The Atlanta Journal-Constitution
June 14, 2007
Review by Wendell Brock

If you could pick one song as the soundtrack of your life, what would it be? Gloria Gaynor’s “I Will Survive,” perhaps. The Gershwins’ “Someone to Watch Over Me,” maybe. How about Janis Joplin’s trademark “Piece of My Heart”?

Such is the premise of Dorothy Marcic’s “Respect: A Musical Journey of Women,” the jukebox revue on the 14th Street Playhouse main stage that charts the history of the American female as a chronicle of hard work, disappointment, strength, integrity and love.

The author, who has a background as a leadership-seminar instructor, has a way of interlacing show-business icons with figures from the social movement, so “Respect” ends up being as much about Donna Reed, Annette Funicello and Marilyn Monroe as it does Ida B. Wells, Rosa Parks and Betty Friedan.

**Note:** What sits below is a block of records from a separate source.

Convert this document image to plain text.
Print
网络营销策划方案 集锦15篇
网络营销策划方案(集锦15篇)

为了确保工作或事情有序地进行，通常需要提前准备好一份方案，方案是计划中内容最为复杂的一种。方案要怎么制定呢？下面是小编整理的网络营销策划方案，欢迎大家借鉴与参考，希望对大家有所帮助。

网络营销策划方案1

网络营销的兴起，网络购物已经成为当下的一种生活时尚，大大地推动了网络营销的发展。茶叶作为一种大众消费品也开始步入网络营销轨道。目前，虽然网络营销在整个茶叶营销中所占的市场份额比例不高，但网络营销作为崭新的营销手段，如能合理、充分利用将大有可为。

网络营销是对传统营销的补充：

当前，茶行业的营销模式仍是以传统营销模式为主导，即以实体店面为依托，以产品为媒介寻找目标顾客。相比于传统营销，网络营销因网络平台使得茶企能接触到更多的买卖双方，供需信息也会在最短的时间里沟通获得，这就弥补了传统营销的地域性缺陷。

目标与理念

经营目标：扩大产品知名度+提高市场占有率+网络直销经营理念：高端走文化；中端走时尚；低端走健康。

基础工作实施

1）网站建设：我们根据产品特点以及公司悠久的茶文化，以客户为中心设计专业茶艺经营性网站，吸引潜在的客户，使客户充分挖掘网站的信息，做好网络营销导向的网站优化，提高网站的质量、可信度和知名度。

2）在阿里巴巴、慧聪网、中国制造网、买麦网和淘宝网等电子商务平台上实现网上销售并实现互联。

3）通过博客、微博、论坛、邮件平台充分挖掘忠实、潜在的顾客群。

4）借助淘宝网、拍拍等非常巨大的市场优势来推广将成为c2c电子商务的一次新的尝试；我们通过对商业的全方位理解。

If “Respect” is overloaded with Top 40 ditties about boy lust, it also has a few honest things to say about the immigrant experience, alcoholic husbands, single moms and the indomitable spirit of the female psyche. But instead of operating like a blistering social critique, it comes off as a warmhearted, generous and life-affirming piece of entertainment pie.

Featherweight though it may be, “Respect” honors the first tenet of musical theater. When there’s no other way to express an emotion, do a song. “Tall Paul.” “Animal Crackers in My Soup.” “Tain’t Nobody’s Business If I Do.” “Diamonds Are a Girl’s Best Friend.” “I Am Woman.” “Bend Me, Shape Me.”

Part of the fun is guessing which tune will pop up next. Are you ready, girls?

THE 411: 8 p.m. Wednesdays-Saturdays; 2 p.m. Saturdays and Sundays. Open-ended. $39.50. 14th Street Playhouse, 173 14th St., Midtown. 404-733-4750; www.woodruff center.org/14thstplayhouse

THE VERDICT: Where the girls are: a giddy and infectious jukebox revue.